Looking Back – April 2004, BDC Fever

Spurred on by the successful pricing of Apollo Investment Corp. (NASDAQ NV:AINV), the BDC raised Apollo Management, three U.S.-based buyout shops hastily hopped on the public debt the bandwagon. In a single week in April 2004, Kohlberg Kravis Roberts & Co., The Blackstone Group and Evercore Partners all filed to raise public-market capital for newly-formed BDCs. However, none of the three were ever consummated.

In a matter of months, with almost the same unifying gusto the three firms used to leap into the BDC pool, they used to clamor out. The waters, apparently, were too cold. After shaving down the anticipated size of its BDC from $850 million to $650 million, the first to walk away was from an IPO was Blackstone in June 2004.

The next to bow out of the group was KKR, which, in August 2004, scrapped plans for its proposed $780 million BDC, opting instead to create a $700 million real estate investment trust (REIT). Evercore followed shortly thereafter butting the breaks on its attempt to raise up to $240 million from public investors.

In all, 15 private equity firms-and related entities filed to raise a combined $7.5 billion for newly-formed BDCs in 2004, according to Buyouts.

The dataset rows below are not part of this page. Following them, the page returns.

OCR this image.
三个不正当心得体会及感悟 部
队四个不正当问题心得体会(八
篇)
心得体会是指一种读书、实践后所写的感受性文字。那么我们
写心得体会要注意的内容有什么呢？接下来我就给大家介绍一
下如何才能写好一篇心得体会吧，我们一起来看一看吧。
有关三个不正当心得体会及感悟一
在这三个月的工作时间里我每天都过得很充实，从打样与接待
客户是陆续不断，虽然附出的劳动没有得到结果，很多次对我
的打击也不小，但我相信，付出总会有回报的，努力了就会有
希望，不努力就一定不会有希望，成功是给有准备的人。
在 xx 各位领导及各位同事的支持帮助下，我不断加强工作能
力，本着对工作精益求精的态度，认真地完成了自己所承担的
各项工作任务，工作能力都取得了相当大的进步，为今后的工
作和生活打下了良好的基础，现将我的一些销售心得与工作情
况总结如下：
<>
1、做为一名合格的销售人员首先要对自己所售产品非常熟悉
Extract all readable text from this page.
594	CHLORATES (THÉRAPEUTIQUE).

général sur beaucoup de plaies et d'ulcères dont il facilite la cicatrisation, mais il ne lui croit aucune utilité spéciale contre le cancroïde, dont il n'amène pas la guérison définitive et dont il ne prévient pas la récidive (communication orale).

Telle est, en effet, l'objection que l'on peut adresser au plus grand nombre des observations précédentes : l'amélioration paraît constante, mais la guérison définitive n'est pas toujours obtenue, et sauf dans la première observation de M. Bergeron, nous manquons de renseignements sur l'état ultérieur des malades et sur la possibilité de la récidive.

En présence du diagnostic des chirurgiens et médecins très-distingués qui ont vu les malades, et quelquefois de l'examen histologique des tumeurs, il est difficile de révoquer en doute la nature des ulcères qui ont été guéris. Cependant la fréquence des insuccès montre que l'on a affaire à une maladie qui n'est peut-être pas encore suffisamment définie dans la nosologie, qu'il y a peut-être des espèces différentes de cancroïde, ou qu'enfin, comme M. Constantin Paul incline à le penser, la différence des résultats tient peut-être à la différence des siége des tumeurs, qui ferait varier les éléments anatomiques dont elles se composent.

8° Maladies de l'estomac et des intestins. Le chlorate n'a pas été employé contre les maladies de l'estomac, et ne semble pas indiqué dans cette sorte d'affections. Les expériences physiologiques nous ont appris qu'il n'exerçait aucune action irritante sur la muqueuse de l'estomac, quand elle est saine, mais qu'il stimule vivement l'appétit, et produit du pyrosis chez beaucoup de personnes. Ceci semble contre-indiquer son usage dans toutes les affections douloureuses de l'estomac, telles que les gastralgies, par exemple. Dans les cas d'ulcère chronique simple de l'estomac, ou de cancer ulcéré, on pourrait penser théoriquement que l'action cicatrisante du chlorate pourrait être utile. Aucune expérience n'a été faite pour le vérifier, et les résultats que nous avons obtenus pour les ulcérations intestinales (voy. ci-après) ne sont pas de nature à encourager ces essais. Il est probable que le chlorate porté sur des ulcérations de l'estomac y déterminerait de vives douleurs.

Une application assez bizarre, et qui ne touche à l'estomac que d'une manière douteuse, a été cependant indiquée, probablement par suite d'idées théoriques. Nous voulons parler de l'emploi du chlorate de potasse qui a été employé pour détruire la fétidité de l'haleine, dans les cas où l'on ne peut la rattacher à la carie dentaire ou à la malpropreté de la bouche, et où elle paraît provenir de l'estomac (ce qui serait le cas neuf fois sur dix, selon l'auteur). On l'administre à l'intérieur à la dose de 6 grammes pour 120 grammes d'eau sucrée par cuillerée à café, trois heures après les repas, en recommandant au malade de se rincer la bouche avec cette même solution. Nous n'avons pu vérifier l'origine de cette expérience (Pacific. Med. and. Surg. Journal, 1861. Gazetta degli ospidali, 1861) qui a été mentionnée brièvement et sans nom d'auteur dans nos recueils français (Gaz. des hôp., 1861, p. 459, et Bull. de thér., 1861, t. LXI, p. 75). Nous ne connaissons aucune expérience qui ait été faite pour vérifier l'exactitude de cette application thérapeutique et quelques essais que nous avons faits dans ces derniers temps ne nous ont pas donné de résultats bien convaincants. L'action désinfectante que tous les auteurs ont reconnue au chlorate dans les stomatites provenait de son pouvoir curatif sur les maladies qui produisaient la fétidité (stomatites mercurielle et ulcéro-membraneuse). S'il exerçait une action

That amount was never realized.

Apollo, which priced its IPO, also in April 2004, benefited from its first-mover advantage, and priced a $930 million IPO at $15 per common share. The stock took a dip in the months following the offering however—trading for a time at an average discount of approximately 10 percent. But things have since turned around for the sub-debt provider. As of press time (April 10, 2006) Apollo Investment Corp.’s shares were trading at $18.81 a piece.